APS is a key provider of intervention and services to those experiencing adult maltreatment. While there is some consistency in the practices that APS programs throughout the country have adopted, what is lacking is an evidence base concerning which practices are most effective and how state characteristics (e.g., rurality, access to resources, state- versus county-administered APS programs) are associated with the effectiveness of specific practices. These gaps point to the need for research focused on APS practices and policies to ensure APS leaders and workers have the tools and resources they need to respond efficiently and effectively to clients.

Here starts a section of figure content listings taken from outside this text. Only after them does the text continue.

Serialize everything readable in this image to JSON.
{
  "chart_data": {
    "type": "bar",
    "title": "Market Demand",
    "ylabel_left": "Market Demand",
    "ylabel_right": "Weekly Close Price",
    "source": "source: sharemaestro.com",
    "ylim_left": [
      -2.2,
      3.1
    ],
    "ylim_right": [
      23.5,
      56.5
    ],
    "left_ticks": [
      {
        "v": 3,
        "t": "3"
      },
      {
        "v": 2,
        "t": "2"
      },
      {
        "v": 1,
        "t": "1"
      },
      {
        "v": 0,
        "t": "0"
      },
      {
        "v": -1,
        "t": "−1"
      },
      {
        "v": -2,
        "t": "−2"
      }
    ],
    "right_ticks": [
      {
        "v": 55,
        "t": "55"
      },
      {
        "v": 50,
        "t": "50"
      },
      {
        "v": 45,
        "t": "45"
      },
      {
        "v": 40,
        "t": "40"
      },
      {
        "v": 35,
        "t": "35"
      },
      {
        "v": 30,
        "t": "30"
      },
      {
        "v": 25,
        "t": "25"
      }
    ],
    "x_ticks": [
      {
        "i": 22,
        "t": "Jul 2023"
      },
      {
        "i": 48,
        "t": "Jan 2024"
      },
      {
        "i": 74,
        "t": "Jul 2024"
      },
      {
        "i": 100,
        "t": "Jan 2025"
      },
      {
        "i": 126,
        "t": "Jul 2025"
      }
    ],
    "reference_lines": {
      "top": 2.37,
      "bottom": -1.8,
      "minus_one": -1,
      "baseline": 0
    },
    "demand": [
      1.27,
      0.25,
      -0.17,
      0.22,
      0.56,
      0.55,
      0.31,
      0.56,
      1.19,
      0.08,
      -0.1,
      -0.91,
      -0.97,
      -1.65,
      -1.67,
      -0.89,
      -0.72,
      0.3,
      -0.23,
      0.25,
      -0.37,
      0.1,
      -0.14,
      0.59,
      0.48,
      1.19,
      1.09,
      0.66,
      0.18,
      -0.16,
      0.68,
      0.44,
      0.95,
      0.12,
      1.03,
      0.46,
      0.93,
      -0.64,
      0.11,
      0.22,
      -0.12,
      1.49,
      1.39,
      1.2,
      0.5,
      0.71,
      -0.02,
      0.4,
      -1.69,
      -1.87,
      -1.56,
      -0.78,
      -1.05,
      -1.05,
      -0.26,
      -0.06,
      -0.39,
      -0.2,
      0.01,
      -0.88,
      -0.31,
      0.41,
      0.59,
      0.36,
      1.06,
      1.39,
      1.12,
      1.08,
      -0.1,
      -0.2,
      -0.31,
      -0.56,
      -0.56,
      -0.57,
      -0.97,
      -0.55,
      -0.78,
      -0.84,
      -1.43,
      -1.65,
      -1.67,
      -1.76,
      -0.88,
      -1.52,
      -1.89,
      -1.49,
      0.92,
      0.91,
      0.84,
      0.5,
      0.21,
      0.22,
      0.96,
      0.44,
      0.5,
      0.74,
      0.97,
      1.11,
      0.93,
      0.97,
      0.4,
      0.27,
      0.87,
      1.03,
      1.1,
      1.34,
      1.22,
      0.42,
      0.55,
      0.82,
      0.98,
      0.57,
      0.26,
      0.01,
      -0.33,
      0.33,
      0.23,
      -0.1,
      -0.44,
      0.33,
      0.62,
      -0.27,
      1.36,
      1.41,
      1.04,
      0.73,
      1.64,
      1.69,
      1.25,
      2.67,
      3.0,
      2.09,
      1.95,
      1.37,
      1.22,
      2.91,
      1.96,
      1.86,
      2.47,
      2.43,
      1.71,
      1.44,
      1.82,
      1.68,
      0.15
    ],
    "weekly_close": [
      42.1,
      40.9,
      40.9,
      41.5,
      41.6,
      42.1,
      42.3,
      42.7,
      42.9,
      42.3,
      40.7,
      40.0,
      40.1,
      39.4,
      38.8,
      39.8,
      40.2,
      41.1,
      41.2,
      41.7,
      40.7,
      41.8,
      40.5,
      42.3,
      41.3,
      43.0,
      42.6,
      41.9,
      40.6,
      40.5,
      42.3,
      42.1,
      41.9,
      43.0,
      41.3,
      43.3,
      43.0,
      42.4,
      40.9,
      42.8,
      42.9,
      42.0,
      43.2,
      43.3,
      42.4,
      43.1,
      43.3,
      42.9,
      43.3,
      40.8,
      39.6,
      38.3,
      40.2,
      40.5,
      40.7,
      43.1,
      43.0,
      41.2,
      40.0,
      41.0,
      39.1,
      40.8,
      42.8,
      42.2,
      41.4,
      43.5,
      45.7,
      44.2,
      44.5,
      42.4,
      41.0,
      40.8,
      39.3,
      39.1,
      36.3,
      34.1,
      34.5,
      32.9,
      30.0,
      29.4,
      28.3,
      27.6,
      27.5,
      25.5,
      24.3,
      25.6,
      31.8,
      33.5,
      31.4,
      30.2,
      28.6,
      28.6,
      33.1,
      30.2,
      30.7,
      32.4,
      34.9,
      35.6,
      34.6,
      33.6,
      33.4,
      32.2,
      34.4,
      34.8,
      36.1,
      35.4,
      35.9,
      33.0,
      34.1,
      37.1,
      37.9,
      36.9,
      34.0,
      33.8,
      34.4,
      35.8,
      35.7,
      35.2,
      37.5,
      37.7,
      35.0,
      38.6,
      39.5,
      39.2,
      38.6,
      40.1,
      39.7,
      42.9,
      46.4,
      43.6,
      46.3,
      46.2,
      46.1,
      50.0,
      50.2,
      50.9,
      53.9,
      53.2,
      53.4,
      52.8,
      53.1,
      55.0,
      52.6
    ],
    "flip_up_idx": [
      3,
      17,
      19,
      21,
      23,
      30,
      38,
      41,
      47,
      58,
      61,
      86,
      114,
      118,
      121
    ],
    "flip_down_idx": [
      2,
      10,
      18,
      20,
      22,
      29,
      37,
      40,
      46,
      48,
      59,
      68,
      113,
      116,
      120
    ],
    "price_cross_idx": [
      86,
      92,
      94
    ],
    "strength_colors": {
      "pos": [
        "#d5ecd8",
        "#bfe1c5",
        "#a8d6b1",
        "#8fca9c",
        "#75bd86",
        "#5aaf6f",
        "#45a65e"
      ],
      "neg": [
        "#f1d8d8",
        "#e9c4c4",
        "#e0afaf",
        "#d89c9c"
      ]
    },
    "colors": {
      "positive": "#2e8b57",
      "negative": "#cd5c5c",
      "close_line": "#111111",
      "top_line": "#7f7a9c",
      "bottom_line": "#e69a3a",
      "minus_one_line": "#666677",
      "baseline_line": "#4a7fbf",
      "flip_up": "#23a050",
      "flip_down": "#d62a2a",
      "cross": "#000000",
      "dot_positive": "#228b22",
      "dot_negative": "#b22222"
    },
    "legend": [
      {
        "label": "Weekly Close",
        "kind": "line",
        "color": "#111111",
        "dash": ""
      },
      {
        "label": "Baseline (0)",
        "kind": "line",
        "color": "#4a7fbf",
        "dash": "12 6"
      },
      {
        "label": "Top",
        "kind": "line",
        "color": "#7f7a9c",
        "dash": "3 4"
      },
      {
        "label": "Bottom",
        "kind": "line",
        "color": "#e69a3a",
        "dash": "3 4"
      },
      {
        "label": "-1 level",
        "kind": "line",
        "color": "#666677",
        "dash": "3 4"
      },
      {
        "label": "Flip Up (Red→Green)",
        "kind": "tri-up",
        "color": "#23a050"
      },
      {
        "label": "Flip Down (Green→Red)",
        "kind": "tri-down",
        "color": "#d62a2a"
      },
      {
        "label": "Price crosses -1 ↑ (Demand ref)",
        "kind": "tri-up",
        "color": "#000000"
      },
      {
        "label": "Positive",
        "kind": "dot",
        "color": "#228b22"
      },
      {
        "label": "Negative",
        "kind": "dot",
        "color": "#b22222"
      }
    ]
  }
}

The adult maltreatment field has created several research agendas in the past few decades. They have included topics related to APS, but there has never been a research agenda which focuses exclusively on the practices, efficacy, and outcomes of APS. The goals of the APS research agenda are to provide guidance to researchers, APS programs, and funders to help move the field forward, to highlight research gaps to help inform the APS field, and, ultimately, to help build a cohesive body of evidence for the APS field.
As part of the updating of the National Voluntary Consensus Guidelines for State APS Systems, ACL solicited research questions from stakeholders during the engagement process. Additional research questions were identified through a literature review. Finally, members of a technical expert panel submitted research questions as well, resulting in a list of 153 research questions. Using a structured process that is designed to build consensus (i.e., modified Delphi process), 61 questions were ranked as high priority.
The 61 questions reveal that there are many important foundational issues related to APS that still remain unanswered, for example:
- What is the impact of caseload size on the quality of APS investigations and interventions?
- What is the impact of interventions for perpetrators on APS client outcomes?
- What is the impact of different time frames for completing investigations on case outcomes?
- What is the impact of specialized APS units (e.g., financial exploitation, self-neglect) on investigation outcomes?
ACL hopes that the APS Research Agenda will encourage researchers to partner with APS programs to answer these important questions. Partnerships between researchers and APS programs are essential to ensure that research is relevant and useful to practitioners and sensitive to the complexities of APS work and the rights of clients.